6 Nisan 2009 Pazartesi

Sonum Başlangıcımdır.



Luna Park severlere soruyorum; deli gibi alçalıp yükselen saçma bir alet vardır, neydi onun adı? Kendimi ve etrafımdaki bir avuç hassas miğdeli(!) muhteremi işte o alette çalkalanırken canlandırıyorum gözümde; bir yukarı, bir aşağı derken.... Kafalar bacaklarla, kalp akılla, neşe iç bulantısıyla takas oluvermiş!



Herkes aynı şeyi özlediğini söylerken, bu huzur denilen zımbırtının ne sebeple karaborsa olduğunu merak ediyorum. Yoksa o çok sevimli Zen Rahibinin dediği gibi gölgemizden mi kaçmaya çalışıyoruz? Ya da aramaktan vazgeçtiğimizde sahiden bulacak mıyız onu?

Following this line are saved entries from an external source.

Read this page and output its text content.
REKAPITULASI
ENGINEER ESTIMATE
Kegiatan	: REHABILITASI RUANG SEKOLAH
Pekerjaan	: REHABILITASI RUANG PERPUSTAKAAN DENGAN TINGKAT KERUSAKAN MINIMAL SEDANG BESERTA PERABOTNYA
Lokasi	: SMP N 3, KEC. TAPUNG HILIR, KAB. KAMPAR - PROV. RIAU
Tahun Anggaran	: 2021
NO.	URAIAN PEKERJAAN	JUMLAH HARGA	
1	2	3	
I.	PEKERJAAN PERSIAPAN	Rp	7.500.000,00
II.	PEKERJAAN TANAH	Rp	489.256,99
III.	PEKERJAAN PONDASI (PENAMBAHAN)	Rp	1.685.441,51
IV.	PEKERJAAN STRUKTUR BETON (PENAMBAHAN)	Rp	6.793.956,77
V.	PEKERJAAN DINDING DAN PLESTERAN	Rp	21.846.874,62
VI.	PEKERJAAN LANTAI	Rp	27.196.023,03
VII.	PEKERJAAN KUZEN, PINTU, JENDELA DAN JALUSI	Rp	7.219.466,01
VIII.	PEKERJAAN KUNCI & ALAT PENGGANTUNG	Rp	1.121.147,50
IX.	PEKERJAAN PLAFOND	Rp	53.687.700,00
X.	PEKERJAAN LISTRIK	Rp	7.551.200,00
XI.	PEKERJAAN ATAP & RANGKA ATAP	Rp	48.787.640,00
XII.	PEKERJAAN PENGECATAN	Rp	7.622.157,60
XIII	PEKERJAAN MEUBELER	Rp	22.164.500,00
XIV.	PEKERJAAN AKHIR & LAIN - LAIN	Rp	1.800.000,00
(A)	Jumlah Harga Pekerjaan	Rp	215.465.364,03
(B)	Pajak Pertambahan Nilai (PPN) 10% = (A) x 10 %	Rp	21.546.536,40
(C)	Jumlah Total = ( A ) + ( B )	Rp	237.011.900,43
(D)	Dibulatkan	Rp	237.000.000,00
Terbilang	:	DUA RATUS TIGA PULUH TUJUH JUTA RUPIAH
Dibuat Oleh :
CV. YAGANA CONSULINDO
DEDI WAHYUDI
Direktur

Her devirde bu kadar karmaşık mıydı insan, bu kadar tatminsiz ve bu kadar çözümsüz müydü kendi içinde? Bildiklerimizi uygulamakta hep mi tembeldik? Hep mi olmadık şeyleri sırtlanmış yürüyorduk zamanın içinde? ( Bakınız: Kelebekler Özgürdür son yazı ve bakınız J. W. Atlas'ın Yükü ) Herkes mi aynı batakta? Bilmiyorum....



Aylar sonra, geçen hafta sonu Beyoğlu'na çıktım bir arkadaşımla. İnanılmaz güzel bir gün geçirdim. Bütün yukarıda saydığım sorulardan uzak, herşey yolundaymış gibi -ve buna bütün içtenliğimle inanarak- tam gün huzurluydum. Sırtımda, içimde, aklımda olması gerekenden bir gram daha fazlası yoktu! Zencefil'de yediğim balkabağı tatlısının* güzelliğine bile kapılıp tamamını yemedim. Yani o kadar hafiftim, o kadar dengedeydim :)) Peki ben bunu neden "daima" başaramıyorum?



Yoksa kendime dürüst değil miyim? Ooooo çok sıkıldım aynı şeyleri düşünmekten! Artık kimi sevip kimi sevmediğimden, hatta aslında bir zamanlar birilerini gerçekten ama gerçekten sevip sevmediğimden bile emin değilim. Ailemle kurduğum ilişkide bile iki ruhlu hissediyorum kendimi; bazen onlar herşeyim , bazen ben hiç kimseyim! Kendimim bile değilken, nasıl onların bir parçası olabilirim ki?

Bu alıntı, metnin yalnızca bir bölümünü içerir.